Adapun perselisihan, sesungguhnya dia akan menggiring
kepada keburukan-keburukan yang banyak, bahaya-bahaya
yang bermacam-macam dan malapetaka yang akibatnya
tidak akan terpuji.
Oleh karena itu, diriwayatkan dari Nabi shallallâhu ‘alaihi
wa sallam, hadits tentang wasiat untuk mengikuti jamaah
dan menghindari perpecahan, Rasulullah shallallâhu ‘alaihi
wa sallambersabda:
(( الْجَمَاعَةُ رَحْمَةٌ وَالْفُرْقَةُ عَذَابٌ ))
“Jamaah adalah rahmat (kasih sayang), sedangkan
perpecahan adalah azab.” [5]
Nabi shallallâhu ‘alaihi wa sallam juga bersabda:
(( عَلَيْكُمْ بِالْجَمَاعَةِ وَإِيَّاكُمْ وَالْفُرْقَةَ )) .

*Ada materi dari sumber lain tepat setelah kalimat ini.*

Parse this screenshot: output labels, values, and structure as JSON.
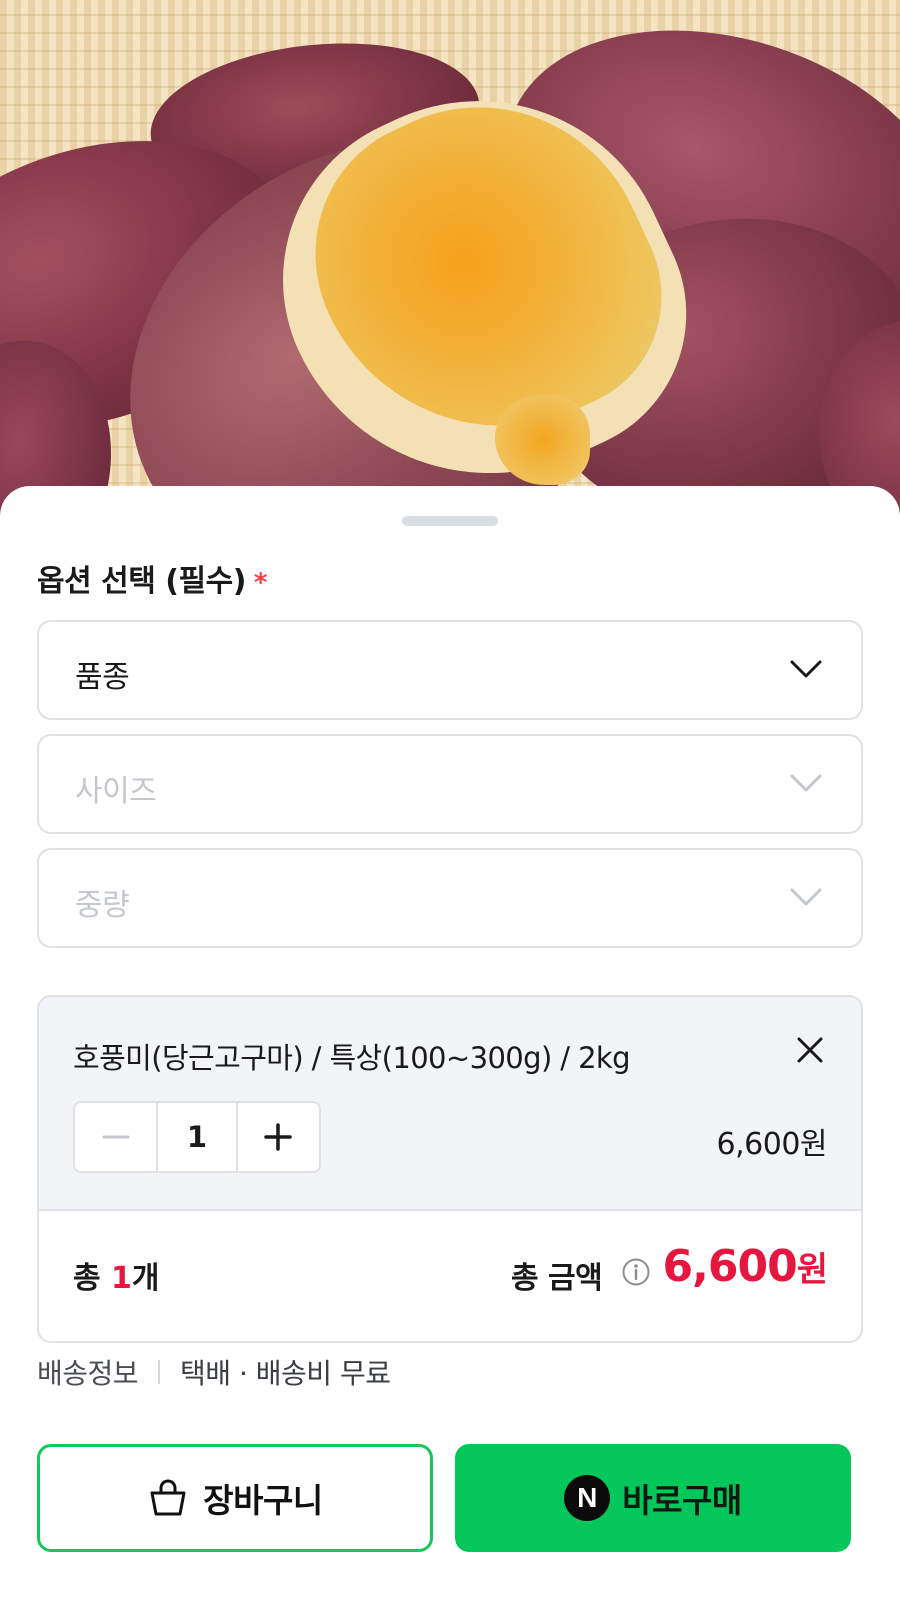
{
  "options": {
    "section_title": "옵션 선택 (필수)",
    "required_mark": "*",
    "selects": [
      {
        "label": "품종",
        "enabled": true
      },
      {
        "label": "사이즈",
        "enabled": false
      },
      {
        "label": "중량",
        "enabled": false
      }
    ]
  },
  "selected_item": {
    "name": "호풍미(당근고구마) / 특상(100~300g) / 2kg",
    "quantity": "1",
    "price": "6,600원"
  },
  "summary": {
    "count_prefix": "총 ",
    "count_value": "1",
    "count_suffix": "개",
    "total_label": "총 금액",
    "total_value": "6,600",
    "total_unit": "원"
  },
  "delivery": {
    "label": "배송정보",
    "value": "택배 · 배송비 무료"
  },
  "buttons": {
    "cart_label": "장바구니",
    "buy_label": "바로구매",
    "npay_mark": "N"
  },
  "icons": {
    "select_chevron": "chevron-down-icon",
    "remove": "close-icon",
    "info": "info-icon",
    "cart": "shopping-bag-icon",
    "npay": "naver-pay-icon"
  },
  "colors": {
    "accent_red": "#e5173f",
    "brand_green": "#03c75a",
    "border": "#dfe1e5",
    "panel_bg": "#f2f4f8"
  }
}
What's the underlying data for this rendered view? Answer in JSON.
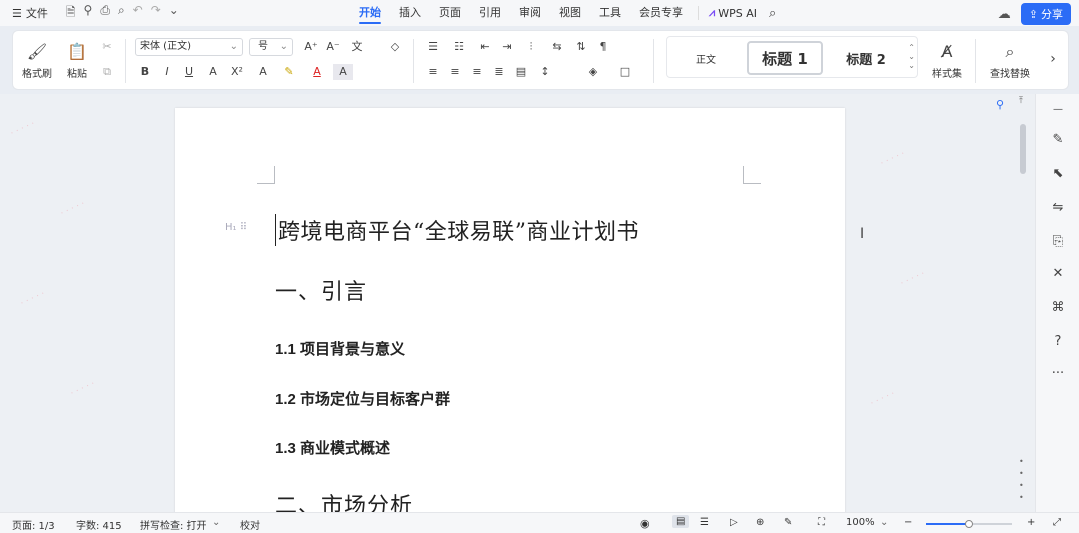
{
  "menubar": {
    "file_label": "文件",
    "tabs": [
      "开始",
      "插入",
      "页面",
      "引用",
      "审阅",
      "视图",
      "工具",
      "会员专享"
    ],
    "active_tab": "开始",
    "wps_ai": "WPS AI",
    "share": "分享"
  },
  "ribbon": {
    "format_painter": "格式刷",
    "paste": "粘贴",
    "font_name": "宋体 (正文)",
    "font_size": "号",
    "styles": {
      "normal": "正文",
      "heading1": "标题 1",
      "heading2": "标题 2"
    },
    "style_set": "样式集",
    "find_replace": "查找替换"
  },
  "document": {
    "title": "跨境电商平台“全球易联”商业计划书",
    "sections": [
      {
        "kind": "h1",
        "text": "一、引言"
      },
      {
        "kind": "h2",
        "text": "1.1 项目背景与意义"
      },
      {
        "kind": "h2",
        "text": "1.2 市场定位与目标客户群"
      },
      {
        "kind": "h2",
        "text": "1.3 商业模式概述"
      },
      {
        "kind": "h1",
        "text": "二、市场分析"
      }
    ]
  },
  "statusbar": {
    "page": "页面: 1/3",
    "words": "字数: 415",
    "spellcheck": "拼写检查: 打开",
    "proofread": "校对",
    "zoom": "100%",
    "zoom_fraction": 0.5
  }
}
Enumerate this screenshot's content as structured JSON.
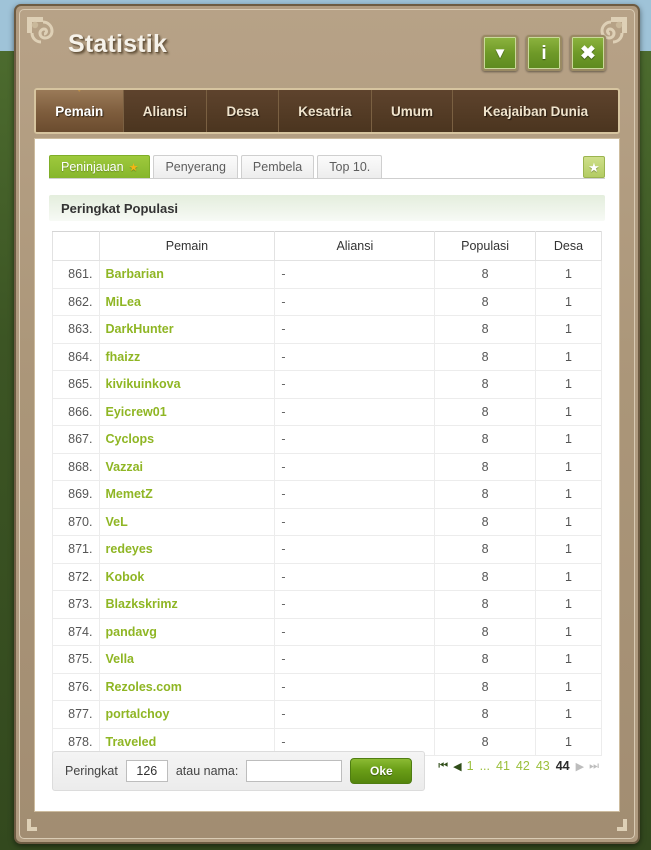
{
  "window": {
    "title": "Statistik",
    "buttons": [
      {
        "name": "collapse-button",
        "glyph": "▼"
      },
      {
        "name": "info-button",
        "glyph": "i"
      },
      {
        "name": "close-button",
        "glyph": "✖"
      }
    ]
  },
  "main_tabs": [
    {
      "label": "Pemain",
      "active": true
    },
    {
      "label": "Aliansi",
      "active": false
    },
    {
      "label": "Desa",
      "active": false
    },
    {
      "label": "Kesatria",
      "active": false
    },
    {
      "label": "Umum",
      "active": false
    },
    {
      "label": "Keajaiban Dunia",
      "active": false
    }
  ],
  "sub_tabs": [
    {
      "label": "Peninjauan",
      "active": true,
      "star": "★"
    },
    {
      "label": "Penyerang",
      "active": false
    },
    {
      "label": "Pembela",
      "active": false
    },
    {
      "label": "Top 10.",
      "active": false
    }
  ],
  "favorite_button": {
    "glyph": "★"
  },
  "section": {
    "title": "Peringkat Populasi"
  },
  "table": {
    "headers": [
      "",
      "Pemain",
      "Aliansi",
      "Populasi",
      "Desa"
    ],
    "rows": [
      {
        "rank": "861.",
        "player": "Barbarian",
        "alliance": "-",
        "population": "8",
        "villages": "1"
      },
      {
        "rank": "862.",
        "player": "MiLea",
        "alliance": "-",
        "population": "8",
        "villages": "1"
      },
      {
        "rank": "863.",
        "player": "DarkHunter",
        "alliance": "-",
        "population": "8",
        "villages": "1"
      },
      {
        "rank": "864.",
        "player": "fhaizz",
        "alliance": "-",
        "population": "8",
        "villages": "1"
      },
      {
        "rank": "865.",
        "player": "kivikuinkova",
        "alliance": "-",
        "population": "8",
        "villages": "1"
      },
      {
        "rank": "866.",
        "player": "Eyicrew01",
        "alliance": "-",
        "population": "8",
        "villages": "1"
      },
      {
        "rank": "867.",
        "player": "Cyclops",
        "alliance": "-",
        "population": "8",
        "villages": "1"
      },
      {
        "rank": "868.",
        "player": "Vazzai",
        "alliance": "-",
        "population": "8",
        "villages": "1"
      },
      {
        "rank": "869.",
        "player": "MemetZ",
        "alliance": "-",
        "population": "8",
        "villages": "1"
      },
      {
        "rank": "870.",
        "player": "VeL",
        "alliance": "-",
        "population": "8",
        "villages": "1"
      },
      {
        "rank": "871.",
        "player": "redeyes",
        "alliance": "-",
        "population": "8",
        "villages": "1"
      },
      {
        "rank": "872.",
        "player": "Kobok",
        "alliance": "-",
        "population": "8",
        "villages": "1"
      },
      {
        "rank": "873.",
        "player": "Blazkskrimz",
        "alliance": "-",
        "population": "8",
        "villages": "1"
      },
      {
        "rank": "874.",
        "player": "pandavg",
        "alliance": "-",
        "population": "8",
        "villages": "1"
      },
      {
        "rank": "875.",
        "player": "Vella",
        "alliance": "-",
        "population": "8",
        "villages": "1"
      },
      {
        "rank": "876.",
        "player": "Rezoles.com",
        "alliance": "-",
        "population": "8",
        "villages": "1"
      },
      {
        "rank": "877.",
        "player": "portalchoy",
        "alliance": "-",
        "population": "8",
        "villages": "1"
      },
      {
        "rank": "878.",
        "player": "Traveled",
        "alliance": "-",
        "population": "8",
        "villages": "1"
      }
    ]
  },
  "search": {
    "rank_label": "Peringkat",
    "rank_value": "126",
    "name_label": "atau nama:",
    "name_value": "",
    "name_placeholder": "",
    "submit_label": "Oke"
  },
  "pagination": {
    "first": "⏮",
    "prev": "◀",
    "next": "▶",
    "last": "⏭",
    "pages": [
      {
        "label": "1",
        "current": false,
        "type": "page"
      },
      {
        "label": "...",
        "current": false,
        "type": "dots"
      },
      {
        "label": "41",
        "current": false,
        "type": "page"
      },
      {
        "label": "42",
        "current": false,
        "type": "page"
      },
      {
        "label": "43",
        "current": false,
        "type": "page"
      },
      {
        "label": "44",
        "current": true,
        "type": "page"
      }
    ]
  },
  "colors": {
    "frame": "#ab9679",
    "tab_bar": "#4b351f",
    "accent_green": "#8fb624",
    "subtab_active": "#96c235",
    "link": "#8fb624"
  }
}
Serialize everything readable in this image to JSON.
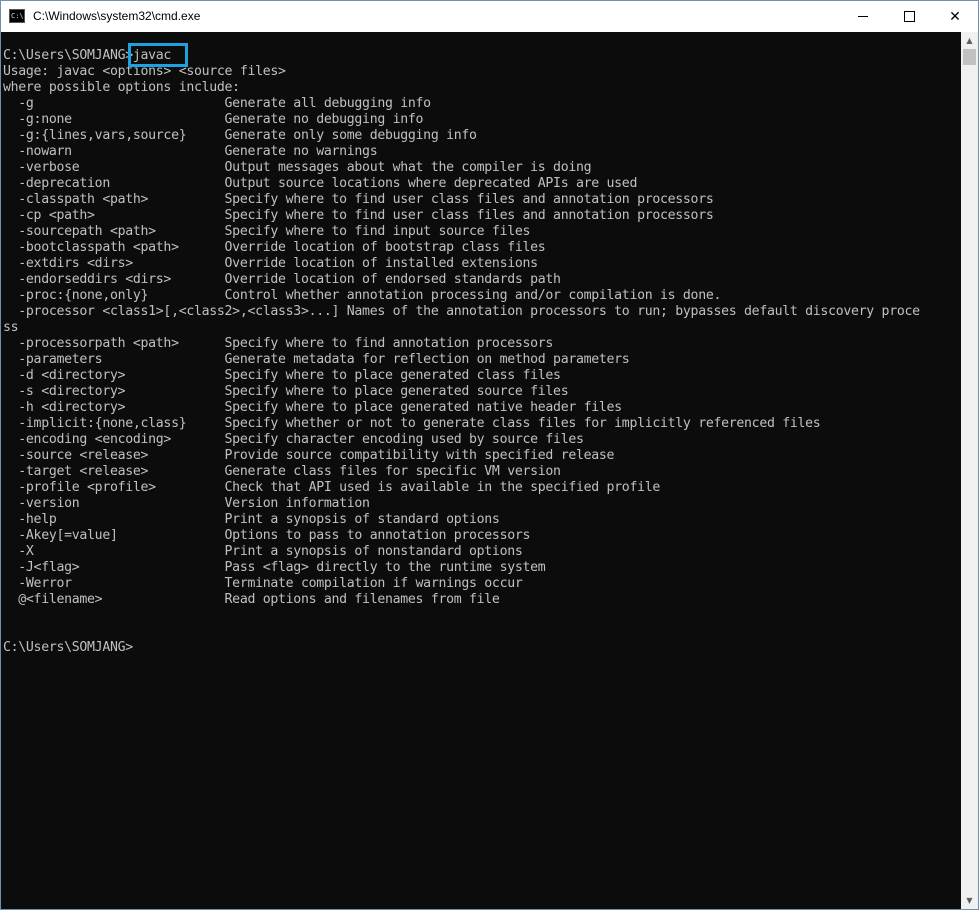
{
  "window": {
    "title": "C:\\Windows\\system32\\cmd.exe",
    "icon": "cmd-icon",
    "icon_text": "C:\\"
  },
  "controls": {
    "minimize": "minimize-icon",
    "maximize": "maximize-icon",
    "close": "close-icon",
    "close_glyph": "✕"
  },
  "console": {
    "lines": [
      "C:\\Users\\SOMJANG>javac",
      "Usage: javac <options> <source files>",
      "where possible options include:",
      "  -g                         Generate all debugging info",
      "  -g:none                    Generate no debugging info",
      "  -g:{lines,vars,source}     Generate only some debugging info",
      "  -nowarn                    Generate no warnings",
      "  -verbose                   Output messages about what the compiler is doing",
      "  -deprecation               Output source locations where deprecated APIs are used",
      "  -classpath <path>          Specify where to find user class files and annotation processors",
      "  -cp <path>                 Specify where to find user class files and annotation processors",
      "  -sourcepath <path>         Specify where to find input source files",
      "  -bootclasspath <path>      Override location of bootstrap class files",
      "  -extdirs <dirs>            Override location of installed extensions",
      "  -endorseddirs <dirs>       Override location of endorsed standards path",
      "  -proc:{none,only}          Control whether annotation processing and/or compilation is done.",
      "  -processor <class1>[,<class2>,<class3>...] Names of the annotation processors to run; bypasses default discovery proce",
      "ss",
      "  -processorpath <path>      Specify where to find annotation processors",
      "  -parameters                Generate metadata for reflection on method parameters",
      "  -d <directory>             Specify where to place generated class files",
      "  -s <directory>             Specify where to place generated source files",
      "  -h <directory>             Specify where to place generated native header files",
      "  -implicit:{none,class}     Specify whether or not to generate class files for implicitly referenced files",
      "  -encoding <encoding>       Specify character encoding used by source files",
      "  -source <release>          Provide source compatibility with specified release",
      "  -target <release>          Generate class files for specific VM version",
      "  -profile <profile>         Check that API used is available in the specified profile",
      "  -version                   Version information",
      "  -help                      Print a synopsis of standard options",
      "  -Akey[=value]              Options to pass to annotation processors",
      "  -X                         Print a synopsis of nonstandard options",
      "  -J<flag>                   Pass <flag> directly to the runtime system",
      "  -Werror                    Terminate compilation if warnings occur",
      "  @<filename>                Read options and filenames from file",
      "",
      "",
      "C:\\Users\\SOMJANG>"
    ]
  },
  "scrollbar": {
    "up": "scroll-up-arrow-icon",
    "down": "scroll-down-arrow-icon",
    "up_glyph": "▲",
    "down_glyph": "▼"
  },
  "colors": {
    "background": "#0c0c0c",
    "text": "#c0c0c0",
    "highlight": "#1fa1e0"
  }
}
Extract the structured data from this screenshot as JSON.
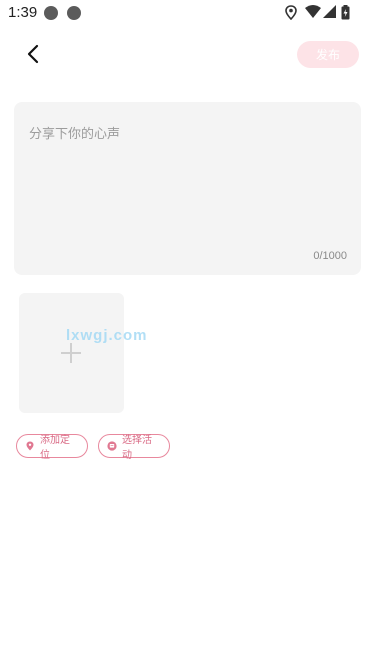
{
  "status_bar": {
    "time": "1:39",
    "notifications": [
      "notification-app-icon",
      "notification-app-icon"
    ],
    "icons": [
      "location-icon",
      "wifi-icon",
      "signal-icon",
      "battery-icon"
    ]
  },
  "header": {
    "back_icon": "chevron-left-icon",
    "publish_label": "发布"
  },
  "composer": {
    "placeholder": "分享下你的心声",
    "char_count": "0/1000"
  },
  "media": {
    "add_icon": "plus-icon"
  },
  "watermark": "lxwgj.com",
  "chips": {
    "location_label": "添加定位",
    "activity_label": "选择活动"
  },
  "colors": {
    "accent": "#e8889d",
    "publish_disabled_bg": "#fde3e7",
    "input_bg": "#f4f4f4"
  }
}
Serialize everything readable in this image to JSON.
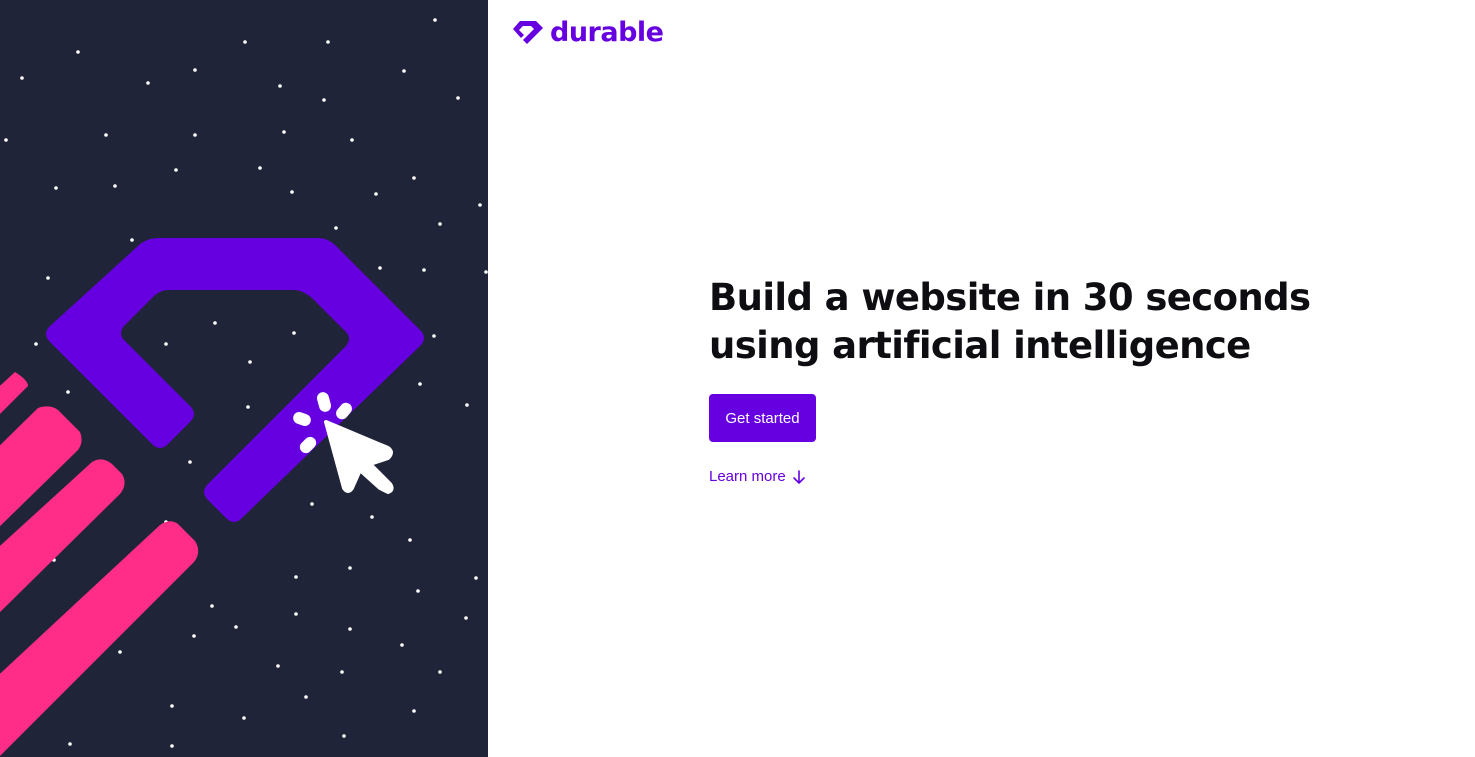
{
  "brand": {
    "name": "durable",
    "color": "#6600e0",
    "logo_icon": "diamond-logo-icon"
  },
  "hero": {
    "headline_line1": "Build a website in 30 seconds",
    "headline_line2": "using artificial intelligence",
    "cta_label": "Get started",
    "learn_more_label": "Learn more",
    "learn_more_icon": "arrow-down-icon"
  },
  "illustration": {
    "background_color": "#1f2438",
    "diamond_color": "#6600e0",
    "stripe_color": "#ff2d87",
    "cursor_icon": "cursor-click-icon"
  }
}
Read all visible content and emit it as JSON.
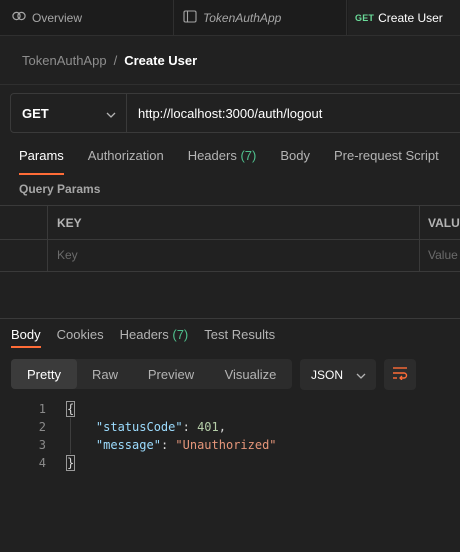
{
  "tabs": [
    {
      "label": "Overview",
      "icon": "overview-icon"
    },
    {
      "label": "TokenAuthApp",
      "icon": "collection-icon"
    },
    {
      "method": "GET",
      "label": "Create User",
      "active": true
    }
  ],
  "breadcrumb": {
    "parent": "TokenAuthApp",
    "separator": "/",
    "current": "Create User"
  },
  "request": {
    "method": "GET",
    "url": "http://localhost:3000/auth/logout"
  },
  "request_tabs": [
    {
      "label": "Params",
      "active": true
    },
    {
      "label": "Authorization"
    },
    {
      "label": "Headers",
      "count": "(7)"
    },
    {
      "label": "Body"
    },
    {
      "label": "Pre-request Script"
    }
  ],
  "query_params": {
    "title": "Query Params",
    "columns": [
      "KEY",
      "VALU"
    ],
    "placeholders": {
      "key": "Key",
      "value": "Value"
    }
  },
  "response_tabs": [
    {
      "label": "Body",
      "active": true
    },
    {
      "label": "Cookies"
    },
    {
      "label": "Headers",
      "count": "(7)"
    },
    {
      "label": "Test Results"
    }
  ],
  "view_modes": [
    {
      "label": "Pretty",
      "active": true
    },
    {
      "label": "Raw"
    },
    {
      "label": "Preview"
    },
    {
      "label": "Visualize"
    }
  ],
  "format": "JSON",
  "response_body": {
    "line_numbers": [
      "1",
      "2",
      "3",
      "4"
    ],
    "open_brace": "{",
    "close_brace": "}",
    "fields": [
      {
        "key": "\"statusCode\"",
        "value": "401",
        "type": "number",
        "trail": ","
      },
      {
        "key": "\"message\"",
        "value": "\"Unauthorized\"",
        "type": "string",
        "trail": ""
      }
    ]
  },
  "colors": {
    "accent": "#ff6c37",
    "method_get": "#6bdd9a",
    "count": "#4fc08d",
    "json_key": "#9cdcfe",
    "json_number": "#b5cea8",
    "json_string": "#e6967a"
  }
}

“Kalian wajib berjamaah dan hindarilah oleh kalian
perpecahan.” [6]
Nabi shallallâhu ‘alaihi wa sallam juga bersabda:
(( يَدُ اللَّهِ عَلَى الْجَمَاعَةِ )) .
“Tangan Allah berada di atas jamaah” [7]
Nabi shallallâhu ‘alaihi wa sallam juga bersabda:
10
(( لَا تَخْتَلِفُوا فَإِنَّ مَنْ كَانَ قَبْلَكُمْ اخْتَلَفُوا فَهَلَكُو )) .
“Janganlah kalian berselisih pendapat. Sesungguhnya orang-
orang sebelum kalian telah berselisih pendapat, sehingga
mereka pun binasa.” [8]
5. Di antara kaidah-kaidah agung yang harus diperhatikan untuk
melindungi diri dari fitnah dan menjauhi keburukannya
adalah mengambil ilmu dari para ulama yang mendalam
ilmunya dan para imam peneliti serta tidak mengambil ilmu
dari orang-orang muda yang baru belajar ilmu dan hanya
sebentar mencarinya.
Rasulullah shallallâhu ‘alaihi wa sallam bersabda:
(( الْبَرَكَةُ مَعَ أَكَابِرِكُم )) .
“Keberkahan ada bersama orang-orang tua di antara
kalian.” [9]
Keberkahan ada bersama pada orang-orang tua di antara
kalian yang “kaki-kaki” mereka telah “tertancap” pada ilmu,
yang masa belajarnya sangat lama untuk mendapatkannya,
sehingga mereka memiliki kedudukan tinggi di antara umat,
atas apa-apa yang Allah berikan kepada mereka berupa ilmu,
hikmah, ketegaran, ketenangan dan kejelian dalam melihat
akibat-akibat yang akan terjadi. Dan dari merekalah kita
diperintahkan untuk mengambil ilmu.
Allah ta’ala berfirman:
﴿ وَإِذَا جَاءَهُمْ أَمْرٌ مِنَ الْأَمْنِ أَوِ الْخَوْفِ أَذَاعُوا بِهِ وَلَوْ رَدُّوهُ إِلَى الرَّسُولِ
وَإِلَى أُولِي الْأَمْرِ مِنْهُمْ لَعَلِمَهُ الَّذِينَ يَسْتَنْبِطُونَهُ مِنْهُمْ وَلَوْلَا فَضْلُ اللَّهِ عَلَيْكُمْ
وَرَحْمَتُهُ لَاتَّبَعْتُمُ الشَّيْطَانَ إِلَّا قَلِيلًا ﴾ [ النساء : 83 ]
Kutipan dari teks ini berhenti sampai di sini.